Professor David Pond, of the University’s Institute of Aquaculture, is Principal Scientific Officer on the voyage to the Fram Strait region between, Greenland and Svalbard, which forms part of a larger £16million programme.

The team will investigate the impact of warmer winters across the polar region, which has resulted in year-on-year lows of sea ice – which is having an unprecedented effect on how the Arctic ecosystem operates.

Professor David Pond

Professor David Pond, of the Institute of Aquaculture, is Principal Scientific Officer on the Arctic cruise.

Changes to the lower part of the food chain are causing serious concern because it is dominated by one type of zooplankton – copepods, small crustaceans the size of a rice grain. As fish and other species rely on zooplankton for their main source of food, the Arctic food chain is precarious in the face of climate change and susceptible to dynamic change.

Scientists from two of the programme’s projects will spend a month at sea assessing how zooplankton are coming with a warming Arctic Ocean (DIAPOD project), and the impact of warming on the Arctic food chain (ARISE project). The scientists will collect samples and examine them to check how healthy the animals are, while their environments will also be examined.

Professor Pond, lead investigator of the DIAPOD project, said:

'We have a busy and exciting schedule of science ahead of us.'

'We will use specialised nets to catch the zooplankton from the surface down to depths of 2km in the Fram Strait region. We will be conducting on-board experiments to study how environmental change is impacting on these animals. We’re particularly interested in understanding if this key Arctic food source is showing signs of change in its behaviour or abundance.'

Dr Claire Mahaffey, of the University of Liverpool, is leading the ARISE project. 

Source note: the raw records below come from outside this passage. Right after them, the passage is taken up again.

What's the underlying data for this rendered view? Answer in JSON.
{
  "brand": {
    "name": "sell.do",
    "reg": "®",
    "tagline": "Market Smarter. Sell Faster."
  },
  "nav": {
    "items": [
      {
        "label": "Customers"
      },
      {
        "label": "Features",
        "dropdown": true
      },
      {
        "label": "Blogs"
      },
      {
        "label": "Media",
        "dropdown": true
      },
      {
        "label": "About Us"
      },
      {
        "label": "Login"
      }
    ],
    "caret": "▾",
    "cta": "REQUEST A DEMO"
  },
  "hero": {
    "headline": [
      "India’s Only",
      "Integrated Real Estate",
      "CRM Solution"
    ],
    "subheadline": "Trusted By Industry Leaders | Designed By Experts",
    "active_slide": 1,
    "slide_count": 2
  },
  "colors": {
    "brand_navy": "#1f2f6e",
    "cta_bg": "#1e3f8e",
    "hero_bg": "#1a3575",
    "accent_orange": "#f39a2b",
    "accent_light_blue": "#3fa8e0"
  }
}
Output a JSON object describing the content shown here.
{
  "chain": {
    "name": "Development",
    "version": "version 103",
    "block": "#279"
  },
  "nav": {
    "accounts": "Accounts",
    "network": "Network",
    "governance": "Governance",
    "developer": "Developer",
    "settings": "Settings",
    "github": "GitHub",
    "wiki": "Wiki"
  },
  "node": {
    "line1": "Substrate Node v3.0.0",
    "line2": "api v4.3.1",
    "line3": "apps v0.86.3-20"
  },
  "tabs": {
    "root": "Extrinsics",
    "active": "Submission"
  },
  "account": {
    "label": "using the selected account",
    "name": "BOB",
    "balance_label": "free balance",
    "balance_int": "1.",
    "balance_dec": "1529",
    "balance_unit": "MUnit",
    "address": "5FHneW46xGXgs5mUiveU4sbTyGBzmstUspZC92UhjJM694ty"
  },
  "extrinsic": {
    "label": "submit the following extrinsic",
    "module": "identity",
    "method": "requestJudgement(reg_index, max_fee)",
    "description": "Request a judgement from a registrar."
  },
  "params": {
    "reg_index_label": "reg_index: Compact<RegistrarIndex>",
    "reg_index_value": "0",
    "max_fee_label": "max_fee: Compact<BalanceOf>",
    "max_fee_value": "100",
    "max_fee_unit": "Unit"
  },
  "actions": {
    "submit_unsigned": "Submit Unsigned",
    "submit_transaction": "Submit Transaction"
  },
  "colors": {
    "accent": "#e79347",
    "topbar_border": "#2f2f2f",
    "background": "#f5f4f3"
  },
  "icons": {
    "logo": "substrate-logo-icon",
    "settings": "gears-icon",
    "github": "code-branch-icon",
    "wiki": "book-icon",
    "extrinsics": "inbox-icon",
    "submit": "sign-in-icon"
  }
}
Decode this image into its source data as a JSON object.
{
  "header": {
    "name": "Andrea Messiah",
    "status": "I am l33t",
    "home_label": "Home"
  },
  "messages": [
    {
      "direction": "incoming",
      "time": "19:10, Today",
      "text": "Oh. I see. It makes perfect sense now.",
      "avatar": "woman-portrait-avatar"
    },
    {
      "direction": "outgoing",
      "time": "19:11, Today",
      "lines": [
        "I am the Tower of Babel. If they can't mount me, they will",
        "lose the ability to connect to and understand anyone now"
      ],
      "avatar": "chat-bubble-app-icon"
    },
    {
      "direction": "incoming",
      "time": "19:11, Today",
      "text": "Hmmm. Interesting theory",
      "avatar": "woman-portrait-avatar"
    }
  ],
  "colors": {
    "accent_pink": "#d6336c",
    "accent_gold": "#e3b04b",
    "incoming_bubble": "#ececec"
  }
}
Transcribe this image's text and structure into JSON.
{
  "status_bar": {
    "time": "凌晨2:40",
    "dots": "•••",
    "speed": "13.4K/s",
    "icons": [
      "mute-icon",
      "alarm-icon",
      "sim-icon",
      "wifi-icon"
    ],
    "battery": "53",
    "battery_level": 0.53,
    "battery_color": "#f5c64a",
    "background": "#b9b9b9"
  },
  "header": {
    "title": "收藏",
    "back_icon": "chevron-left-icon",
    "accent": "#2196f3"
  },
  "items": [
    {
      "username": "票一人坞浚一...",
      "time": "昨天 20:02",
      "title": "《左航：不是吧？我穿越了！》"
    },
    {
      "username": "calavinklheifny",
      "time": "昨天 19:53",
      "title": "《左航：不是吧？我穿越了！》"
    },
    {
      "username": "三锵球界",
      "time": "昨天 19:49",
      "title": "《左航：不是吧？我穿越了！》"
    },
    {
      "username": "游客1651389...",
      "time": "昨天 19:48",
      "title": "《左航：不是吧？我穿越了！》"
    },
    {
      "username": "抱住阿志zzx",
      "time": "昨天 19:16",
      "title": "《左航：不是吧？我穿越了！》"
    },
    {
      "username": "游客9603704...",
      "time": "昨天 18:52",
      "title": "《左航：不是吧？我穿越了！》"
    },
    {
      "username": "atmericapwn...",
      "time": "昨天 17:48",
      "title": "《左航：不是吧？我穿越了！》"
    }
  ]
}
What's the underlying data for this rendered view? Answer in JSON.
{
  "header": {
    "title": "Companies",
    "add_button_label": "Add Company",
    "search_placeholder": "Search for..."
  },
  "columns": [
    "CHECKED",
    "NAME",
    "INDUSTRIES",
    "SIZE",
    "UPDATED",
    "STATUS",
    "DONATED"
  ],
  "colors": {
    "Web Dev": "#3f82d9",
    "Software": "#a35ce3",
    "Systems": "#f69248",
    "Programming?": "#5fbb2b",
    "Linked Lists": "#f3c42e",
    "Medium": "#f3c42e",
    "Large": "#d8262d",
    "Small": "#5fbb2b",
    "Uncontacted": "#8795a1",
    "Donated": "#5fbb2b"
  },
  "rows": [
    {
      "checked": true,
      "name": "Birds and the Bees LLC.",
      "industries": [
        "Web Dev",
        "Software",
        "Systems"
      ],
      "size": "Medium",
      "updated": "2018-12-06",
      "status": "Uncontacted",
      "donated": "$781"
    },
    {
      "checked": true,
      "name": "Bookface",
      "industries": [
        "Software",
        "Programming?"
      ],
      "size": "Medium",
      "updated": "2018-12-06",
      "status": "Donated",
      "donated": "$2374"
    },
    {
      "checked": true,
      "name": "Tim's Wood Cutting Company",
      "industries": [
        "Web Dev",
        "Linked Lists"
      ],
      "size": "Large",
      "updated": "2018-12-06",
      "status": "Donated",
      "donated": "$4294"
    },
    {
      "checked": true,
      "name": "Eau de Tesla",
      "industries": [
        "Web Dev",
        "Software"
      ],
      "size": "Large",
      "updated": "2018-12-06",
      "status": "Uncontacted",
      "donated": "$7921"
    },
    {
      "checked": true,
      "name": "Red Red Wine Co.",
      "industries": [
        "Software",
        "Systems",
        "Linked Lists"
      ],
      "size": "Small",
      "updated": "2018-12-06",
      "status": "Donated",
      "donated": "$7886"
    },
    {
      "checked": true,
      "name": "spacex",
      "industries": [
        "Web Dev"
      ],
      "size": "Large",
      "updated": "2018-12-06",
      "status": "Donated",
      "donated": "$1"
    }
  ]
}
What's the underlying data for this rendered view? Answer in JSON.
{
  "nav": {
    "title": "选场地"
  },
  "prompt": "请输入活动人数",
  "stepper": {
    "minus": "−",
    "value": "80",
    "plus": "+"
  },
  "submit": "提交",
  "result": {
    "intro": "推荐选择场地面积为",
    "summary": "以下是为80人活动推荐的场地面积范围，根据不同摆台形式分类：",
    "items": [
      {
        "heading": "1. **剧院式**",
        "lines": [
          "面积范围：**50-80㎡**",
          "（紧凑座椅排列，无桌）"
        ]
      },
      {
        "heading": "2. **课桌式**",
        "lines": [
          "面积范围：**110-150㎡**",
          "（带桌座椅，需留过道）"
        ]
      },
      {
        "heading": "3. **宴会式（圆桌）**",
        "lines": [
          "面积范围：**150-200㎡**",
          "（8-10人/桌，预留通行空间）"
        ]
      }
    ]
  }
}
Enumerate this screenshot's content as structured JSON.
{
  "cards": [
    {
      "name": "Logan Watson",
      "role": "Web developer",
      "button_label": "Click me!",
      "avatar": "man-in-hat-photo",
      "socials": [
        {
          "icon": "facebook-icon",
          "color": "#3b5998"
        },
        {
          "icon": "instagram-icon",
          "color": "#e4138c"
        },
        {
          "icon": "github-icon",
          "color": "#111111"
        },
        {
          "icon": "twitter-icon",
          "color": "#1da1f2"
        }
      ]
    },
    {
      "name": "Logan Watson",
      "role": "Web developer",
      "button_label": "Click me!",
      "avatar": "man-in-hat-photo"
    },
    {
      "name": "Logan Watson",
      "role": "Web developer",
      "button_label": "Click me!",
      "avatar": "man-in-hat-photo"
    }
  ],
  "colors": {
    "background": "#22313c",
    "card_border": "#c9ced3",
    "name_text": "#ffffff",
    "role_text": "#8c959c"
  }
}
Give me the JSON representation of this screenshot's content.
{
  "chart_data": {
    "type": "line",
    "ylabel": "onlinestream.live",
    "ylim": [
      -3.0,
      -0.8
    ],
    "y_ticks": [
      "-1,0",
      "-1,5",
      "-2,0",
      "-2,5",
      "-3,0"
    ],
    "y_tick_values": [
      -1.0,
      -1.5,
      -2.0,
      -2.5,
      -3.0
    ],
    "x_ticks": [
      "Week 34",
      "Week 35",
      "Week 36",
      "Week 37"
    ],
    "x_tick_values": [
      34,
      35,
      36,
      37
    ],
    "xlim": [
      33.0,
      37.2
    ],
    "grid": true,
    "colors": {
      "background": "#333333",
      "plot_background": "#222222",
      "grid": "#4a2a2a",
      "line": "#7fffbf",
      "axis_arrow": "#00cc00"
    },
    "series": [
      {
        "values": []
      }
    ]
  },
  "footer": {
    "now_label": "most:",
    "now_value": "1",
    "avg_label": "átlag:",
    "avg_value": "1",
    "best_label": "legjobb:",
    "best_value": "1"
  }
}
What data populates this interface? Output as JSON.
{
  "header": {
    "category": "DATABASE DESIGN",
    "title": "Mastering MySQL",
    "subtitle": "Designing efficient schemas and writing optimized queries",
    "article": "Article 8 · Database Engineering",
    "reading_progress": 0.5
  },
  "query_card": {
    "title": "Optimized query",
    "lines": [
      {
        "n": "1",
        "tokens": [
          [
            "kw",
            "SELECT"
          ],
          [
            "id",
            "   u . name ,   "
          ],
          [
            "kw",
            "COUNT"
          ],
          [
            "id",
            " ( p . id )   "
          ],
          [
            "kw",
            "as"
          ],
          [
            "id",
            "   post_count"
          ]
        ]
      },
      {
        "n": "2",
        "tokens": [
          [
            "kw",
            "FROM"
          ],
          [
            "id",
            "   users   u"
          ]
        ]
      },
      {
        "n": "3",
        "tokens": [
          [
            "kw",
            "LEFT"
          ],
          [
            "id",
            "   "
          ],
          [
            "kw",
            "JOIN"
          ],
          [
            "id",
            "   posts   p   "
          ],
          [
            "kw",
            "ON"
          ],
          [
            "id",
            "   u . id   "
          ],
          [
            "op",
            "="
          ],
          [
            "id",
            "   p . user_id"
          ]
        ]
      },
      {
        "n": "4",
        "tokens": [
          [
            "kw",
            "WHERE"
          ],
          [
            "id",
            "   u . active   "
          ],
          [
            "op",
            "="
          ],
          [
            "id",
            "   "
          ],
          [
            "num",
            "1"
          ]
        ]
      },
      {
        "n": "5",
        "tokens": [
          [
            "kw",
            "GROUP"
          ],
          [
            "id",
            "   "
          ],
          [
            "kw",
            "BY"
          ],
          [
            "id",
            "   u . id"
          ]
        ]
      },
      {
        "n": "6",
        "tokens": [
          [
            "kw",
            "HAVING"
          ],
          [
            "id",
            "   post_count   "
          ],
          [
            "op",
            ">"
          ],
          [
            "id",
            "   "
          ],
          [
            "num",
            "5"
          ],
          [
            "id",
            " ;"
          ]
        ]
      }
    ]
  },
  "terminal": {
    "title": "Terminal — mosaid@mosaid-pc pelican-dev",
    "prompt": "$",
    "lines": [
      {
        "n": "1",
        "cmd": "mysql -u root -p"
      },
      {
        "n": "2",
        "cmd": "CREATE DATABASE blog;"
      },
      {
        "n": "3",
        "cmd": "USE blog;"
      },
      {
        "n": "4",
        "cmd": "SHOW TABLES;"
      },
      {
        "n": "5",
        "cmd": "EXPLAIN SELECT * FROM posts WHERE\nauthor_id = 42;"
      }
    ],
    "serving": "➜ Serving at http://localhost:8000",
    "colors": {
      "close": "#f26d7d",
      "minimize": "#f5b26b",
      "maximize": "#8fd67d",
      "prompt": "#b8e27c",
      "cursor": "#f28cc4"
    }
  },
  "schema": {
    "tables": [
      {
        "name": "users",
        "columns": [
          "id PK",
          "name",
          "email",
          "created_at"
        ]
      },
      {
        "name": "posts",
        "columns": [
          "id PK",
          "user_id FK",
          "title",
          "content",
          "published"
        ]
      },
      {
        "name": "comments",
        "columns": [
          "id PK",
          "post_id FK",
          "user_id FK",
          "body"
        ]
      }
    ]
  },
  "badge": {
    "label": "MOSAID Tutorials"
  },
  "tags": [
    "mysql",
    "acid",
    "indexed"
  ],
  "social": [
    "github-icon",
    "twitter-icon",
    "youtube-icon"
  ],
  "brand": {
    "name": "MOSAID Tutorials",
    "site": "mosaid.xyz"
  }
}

She said: 'It is important to understand how the Arctic Ocean is responding to a changing environment, and it is vital we are able to detect change to the Arctic ecosystem above natural ecosystem variability.'

'Overall, ARISE will use a combination of biological markers at the base of the food chain and in Arctic seals alongside seal population ecology and mathematical models to develop a new framework to detect long term change in the Arctic Ecosystem. During the cruise to the Fram Strait, we will capture the biomarker signals at the base of the food chain during a key transition period from winter to spring in the Arctic. The ARISE team will be busy collecting large quantities of seawater, phytoplankton and zooplankton for biomarker analysis back in our laboratories.'

Science Minister Sam Gyimah said: 'Climate change has a devastating effect on our planet, from melting polar ice caps to rising sea levels and I am proud the UK is leading the way in tackling this harm.'

'World-class researchers from 18 different UK institutes will be undertaking this vitally important work and through our modern Industrial Strategy we have committed to investing 2.4 per cent of GDP on research and development to help tackle major global challenges.'

Funded by the National Environment Research Council (NERC), the Changing Arctic Ocean programme aims to generate a better understanding of the Arctic to more accurately predict future change to the environment and the ecosystem. Within the programme, there are four main projects, with more than 80 scientists combined, from 18 UK research institutes.